Your peremptory demands reveal the motive behind your actions in this case – the suppression of information for political purposes. I don’t believe it is right to use Crown Copyright in this way. Otherwise the government has an arbitrary power to keep secret absolutely anything that it does. Your contention in your letter of 7 July that the government can use Crown Copyright arbitrarily and politically to suppress material released under the Freedom of Information Act, would obviate the whole purpose of that Act in giving the public a “Right to know” what is being done in their name.

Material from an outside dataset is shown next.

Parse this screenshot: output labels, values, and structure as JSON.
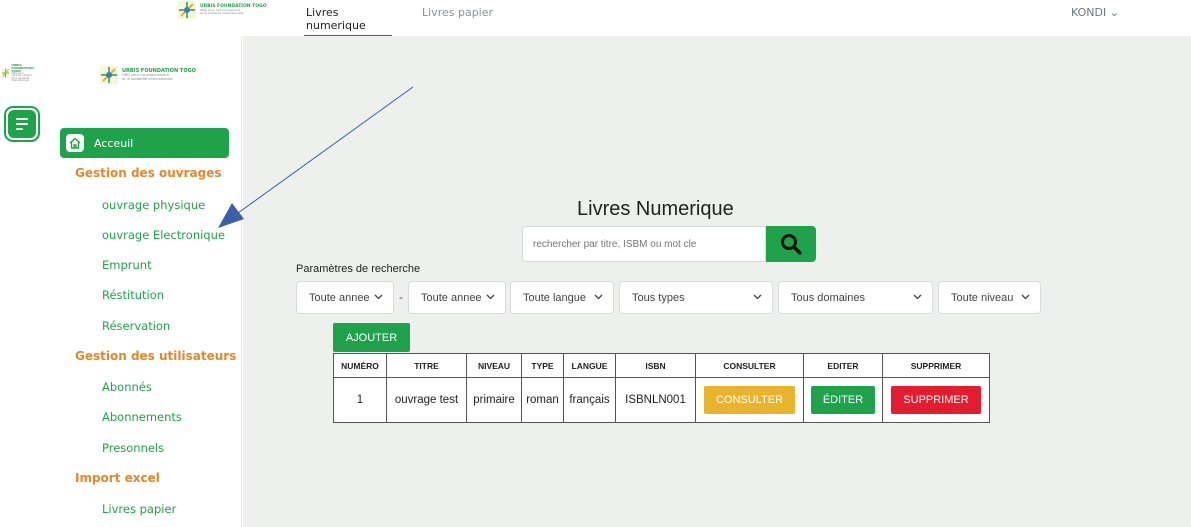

I have this morning contacted solicitors to take legal advice. I could not do so over the weekend as this is not a criminal matter, and copyright lawyers do not run 24 hour call out services. Unfortunately I must spend much of today at St Thomas’ Hospital for treatment of serious medical conditions. The Foreign & Commonwealth Office’s treatment of me, as detailed in the documents you are trying to suppress, was the direct cause of those medical conditions, a fact I would welcome the chance to discuss in court.

You have been free to advise me what I “Must” do. You must bear in mind what the content of the story is, that I am seeking to tell and the government is seeking to suppress.

I accept your renewed deadline as reasonable, but will not be removing the documents in the interim – until I get advice, I shall go by what I know of the law, and all I know in this matter is the Da Vinci Code precedent.

In the meantime, I should be grateful if, entirely without prejudice, you could furnish me with some practical advice. If the documents are, as you allege, Crown Copyright, where and how do I go about making a formal application for permission to reproduce them?

Also, I am copying your letters to my website. Do you allege that to be also a breach of Crown Copyright? If I remove the documents but not your letters, would you still go for an injunction? If I am served an injunction and remove the documents, but put the injunction on my website to explain why, do you allege I am breaching Crown Copyright by publishing the injunction?

Do you allege it to be a breach of Crown Copyright to reproduce on a weblog any document at all produced by government? The definition given in your letter of 7 July would plainly cover speeches given by Ministers and written by civil servants. Is it a breach of Crown Copyright to reproduce such ministerial speeches on a weblog? How long a quote could you make from a ministerial speech before breaching copyright? Does this cover, for example, letters from local authorities and health trusts, or just from central government? Does it cover parking tickets? What about quotes from the King James Bible?

If all or any of these are, in your view, matters of discretion where the government can exercise Crown Copyright if it so chooses, then the following is perhaps the most important question of all. Are there any criteria of reasonable action which the government is obliged to consider when deciding whether to enforce claimed copyright or not, or is the Crown claiming a power which is solely arbitrary?

I apologise for my confusion. You can see why I need to take legal advice. I will revert to you.